The Other Pandemic: Fear and Panic

Dr R Neerunjun Gopee

At the height of the AH1N1 pandemic of 2009-2010 serious concern was raised about the rapidity of its spread, and at a certain point it was even pointed out that this was the result of the panic created by the media. We witnessed this phenomenon in Mauritius too. People were flocking to the hospitals unnecessarily for a condition that could be controlled at home by simple measures, and only seek medical help when the symptoms aggravated despite such treatment and precautions taken. And like the current Covid-19 infection, well over 90% of cases would recover.

Along with the natural transmission of the virus, panic and fear created by irresponsible and unethical reporting by what in India has been called the left liberal press is also fuelling the spread of the pandemic there. Pic – zeenews.com

Along with the natural transmission of the virus, panic and fear created by irresponsible and unethical reporting by what in India has been called the left liberal press is also fuelling the spread of the pandemic there. This should be a matter of concern to us because of the extensive trade and travel exchanges that we have with India, but also because the capacity of India to produce vaccines will be impacted, with consequences for the whole world as has been highlighted by experts in the matter. And the whole world includes our own country too.

On the subject of vaccines, it is unbelievable that prejudice should still prevail about Covaxin, of which 200,000 doses have already been administered, along with the 200,000 doses of Covishield, all of which came from India. There have been some side effects, most of which have been mild and settled within hours or days. Talking about phase 3 clinical trials of Covaxin is passé, and reveals complete ignorance of how the vaccine reached the final stage of approval by the Drug Controller General of India, which is the regulatory body. In an interview by Arnab Goswami of Republic TV, Dr Krishna Ella, founder of Bharat Biotech which has produced Covaxin, has given a detailed and lucid account of the process. Millions of doses have already been administered in India, and there have been no issues with regard to efficacy or safety. Bharat Biotech is expanding its capacity, and another company in India, Zydus is soon to enter the market with an intradermal vaccine, according to its CEO Dr Sharvil Patel, and is looking for partnerships to increase production capacity.

However, vaccines is big business, and since there are several global players in the game, there is bound to be competition and rivalry, and it wouldn’t be a surprise if the echoes of rivalry that are being heard should prove to be true. And explain at least in part what is happening at the international level in this sector. It will be of interest to follow the evolution, especially in light of America’s decision to waive off patents temporarily, and the hard and possibly protracted negotiations that are forecasted to take place at WTO.

To come back to the problems being caused by panic in India, several psychiatric associations have made an ‘appeal to media friends’ to tone down their reporting and send out more positive messages rather than bombarding media space with despairing images and graphics. The consequence of such reporting is that instead of waiting for at least seven days after the onset of symptoms before they seek medical help if these do not relieve, people are rushing to wrongly self-medicate with dexamethasone or remdesivir, or to procure oxygen cylinders in anticipation of future use – all this obviously deprives others who are more needy. Moreover, this has led to a racket of black-marketing as unscrupulous people try to exploit the situation to make money. One such racket involving oxygen concentrators has been busted by the police in New Delhi. Another racket about blocking hospital beds has been exposed in Bangaluru by a local MP Shri Tejasvi Surya.

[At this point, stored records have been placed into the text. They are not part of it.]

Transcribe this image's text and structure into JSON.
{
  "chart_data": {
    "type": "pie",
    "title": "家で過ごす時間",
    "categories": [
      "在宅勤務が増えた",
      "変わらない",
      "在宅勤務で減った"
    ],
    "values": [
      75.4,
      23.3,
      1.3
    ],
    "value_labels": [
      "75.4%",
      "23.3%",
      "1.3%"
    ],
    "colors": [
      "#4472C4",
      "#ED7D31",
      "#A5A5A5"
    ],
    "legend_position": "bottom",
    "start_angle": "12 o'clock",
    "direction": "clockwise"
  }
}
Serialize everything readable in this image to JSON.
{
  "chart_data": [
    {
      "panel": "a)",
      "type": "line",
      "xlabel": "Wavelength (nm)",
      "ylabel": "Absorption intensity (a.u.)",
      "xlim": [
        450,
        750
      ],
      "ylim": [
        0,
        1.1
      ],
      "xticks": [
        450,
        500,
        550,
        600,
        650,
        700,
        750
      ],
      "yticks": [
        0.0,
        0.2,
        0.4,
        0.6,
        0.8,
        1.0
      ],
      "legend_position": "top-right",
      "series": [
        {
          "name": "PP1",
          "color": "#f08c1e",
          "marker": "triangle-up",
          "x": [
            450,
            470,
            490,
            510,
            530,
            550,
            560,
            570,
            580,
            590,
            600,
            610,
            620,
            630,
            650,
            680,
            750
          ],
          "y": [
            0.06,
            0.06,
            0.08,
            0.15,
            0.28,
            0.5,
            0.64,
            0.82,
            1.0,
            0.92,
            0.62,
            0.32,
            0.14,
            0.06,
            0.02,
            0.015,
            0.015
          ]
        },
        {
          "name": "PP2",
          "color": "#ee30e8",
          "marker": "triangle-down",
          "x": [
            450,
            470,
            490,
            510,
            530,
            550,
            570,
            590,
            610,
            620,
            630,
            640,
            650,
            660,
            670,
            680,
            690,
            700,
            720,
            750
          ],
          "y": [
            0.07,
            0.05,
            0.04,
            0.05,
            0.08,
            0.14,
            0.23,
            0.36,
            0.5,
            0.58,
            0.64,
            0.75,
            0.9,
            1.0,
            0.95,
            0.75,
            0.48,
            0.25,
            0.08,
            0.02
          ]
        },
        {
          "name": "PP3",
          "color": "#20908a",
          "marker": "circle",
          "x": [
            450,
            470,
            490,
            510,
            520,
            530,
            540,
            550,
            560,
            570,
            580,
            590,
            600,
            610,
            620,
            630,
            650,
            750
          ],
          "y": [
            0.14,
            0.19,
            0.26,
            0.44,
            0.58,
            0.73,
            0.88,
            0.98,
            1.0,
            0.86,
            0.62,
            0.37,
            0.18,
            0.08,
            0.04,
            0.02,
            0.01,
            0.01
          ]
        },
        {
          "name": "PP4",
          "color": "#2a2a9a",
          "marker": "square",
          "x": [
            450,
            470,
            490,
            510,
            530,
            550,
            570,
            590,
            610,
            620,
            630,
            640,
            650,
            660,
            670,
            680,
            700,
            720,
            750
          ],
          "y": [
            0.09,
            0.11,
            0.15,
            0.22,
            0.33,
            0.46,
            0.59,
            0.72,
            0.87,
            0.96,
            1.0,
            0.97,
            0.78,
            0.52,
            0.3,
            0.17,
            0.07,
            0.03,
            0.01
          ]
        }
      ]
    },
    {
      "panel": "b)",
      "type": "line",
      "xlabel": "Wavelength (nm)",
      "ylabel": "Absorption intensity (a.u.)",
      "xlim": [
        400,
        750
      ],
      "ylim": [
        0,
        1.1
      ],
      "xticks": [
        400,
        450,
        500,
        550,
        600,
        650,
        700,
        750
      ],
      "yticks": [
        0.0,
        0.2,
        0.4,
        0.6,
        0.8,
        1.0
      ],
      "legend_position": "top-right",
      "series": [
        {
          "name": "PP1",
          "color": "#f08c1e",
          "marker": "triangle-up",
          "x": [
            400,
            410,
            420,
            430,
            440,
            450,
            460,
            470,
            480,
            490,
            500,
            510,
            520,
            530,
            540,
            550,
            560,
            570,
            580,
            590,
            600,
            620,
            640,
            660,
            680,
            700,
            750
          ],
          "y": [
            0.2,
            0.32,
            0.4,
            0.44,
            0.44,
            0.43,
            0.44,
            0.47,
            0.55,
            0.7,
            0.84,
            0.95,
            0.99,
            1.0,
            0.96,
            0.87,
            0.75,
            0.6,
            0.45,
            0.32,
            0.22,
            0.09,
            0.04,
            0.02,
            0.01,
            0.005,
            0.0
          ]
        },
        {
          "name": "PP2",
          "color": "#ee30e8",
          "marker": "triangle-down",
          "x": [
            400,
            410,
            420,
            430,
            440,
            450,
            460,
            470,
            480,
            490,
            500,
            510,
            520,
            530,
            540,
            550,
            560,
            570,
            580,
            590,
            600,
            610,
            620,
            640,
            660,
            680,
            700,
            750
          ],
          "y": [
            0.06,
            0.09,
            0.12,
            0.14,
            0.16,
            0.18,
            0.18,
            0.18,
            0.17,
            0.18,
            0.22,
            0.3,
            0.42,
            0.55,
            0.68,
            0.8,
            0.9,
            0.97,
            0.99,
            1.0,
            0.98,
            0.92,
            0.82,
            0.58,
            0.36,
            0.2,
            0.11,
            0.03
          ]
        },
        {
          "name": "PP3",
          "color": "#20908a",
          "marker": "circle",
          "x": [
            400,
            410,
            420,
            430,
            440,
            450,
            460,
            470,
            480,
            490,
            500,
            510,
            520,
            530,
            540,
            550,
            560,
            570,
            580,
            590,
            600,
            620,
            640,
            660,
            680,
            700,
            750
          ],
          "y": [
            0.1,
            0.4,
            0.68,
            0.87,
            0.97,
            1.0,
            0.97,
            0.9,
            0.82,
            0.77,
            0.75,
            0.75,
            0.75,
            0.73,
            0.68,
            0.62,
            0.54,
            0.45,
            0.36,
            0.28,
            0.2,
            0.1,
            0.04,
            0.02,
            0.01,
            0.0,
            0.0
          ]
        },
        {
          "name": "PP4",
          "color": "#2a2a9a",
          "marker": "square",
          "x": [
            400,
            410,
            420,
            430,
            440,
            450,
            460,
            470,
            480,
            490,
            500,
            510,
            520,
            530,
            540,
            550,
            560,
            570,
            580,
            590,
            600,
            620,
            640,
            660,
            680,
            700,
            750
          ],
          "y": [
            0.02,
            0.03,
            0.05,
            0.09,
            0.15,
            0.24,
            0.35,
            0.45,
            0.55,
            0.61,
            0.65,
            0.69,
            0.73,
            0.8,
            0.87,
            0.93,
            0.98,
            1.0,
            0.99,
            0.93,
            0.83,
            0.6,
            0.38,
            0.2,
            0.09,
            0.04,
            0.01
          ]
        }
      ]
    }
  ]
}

The political blame game at national level is not helping either, but there are more responsible views and more balanced analyses that are also expressed, but without trying to cover up the lack of preparedness and proper planning that has followed the undoubted successful management of the first wave. For example, Biocon founder and Executive Chairperson Kiran Mazumdar-Shaw feels India ‘needs to build a stockpile of essential medicines to combat the second wave of the pandemic’ and proposes how to go about doing this. The Chief Scientist of WHO, Dr Saumya Swaminathan in an interview to a TV channel made an overview of the situation in India from the beginning, highlighting both the strong and the weak points, and gave sound advice in an assured voice of hope and optimism.

This is of course in addition to the equally balanced views that are aired daily by panels of experts, counselling people over and over again to avoid panic and to be more rational. But repeatedly, the importance of the public health measures of social distancing, masking up, etc., is emphasized. Unfortunately, people continue to persist in their old ways and for reasons best known to themselves prefer to take risks, thereby harming themselves and others too when the disease strikes.

We are all appalled and saddened by the scale of the disaster in India. But also comforted by the support that several countries have stepped in to provide and are continuing to do, spontaneously, as a mark of gratitude to the Indian government for its generosity to the rest of the world during the first wave. This was through its ‘vaccine maitri’ programme, whereby 60 million doses of vaccine were distributed to nearly 75 countries.

What we have to reckon with is that we live in a connected world, and that peddling wrong information or indulging in sensationalism to sell copy in the end is counterproductive. We need messages of hope and optimism, not of despondency.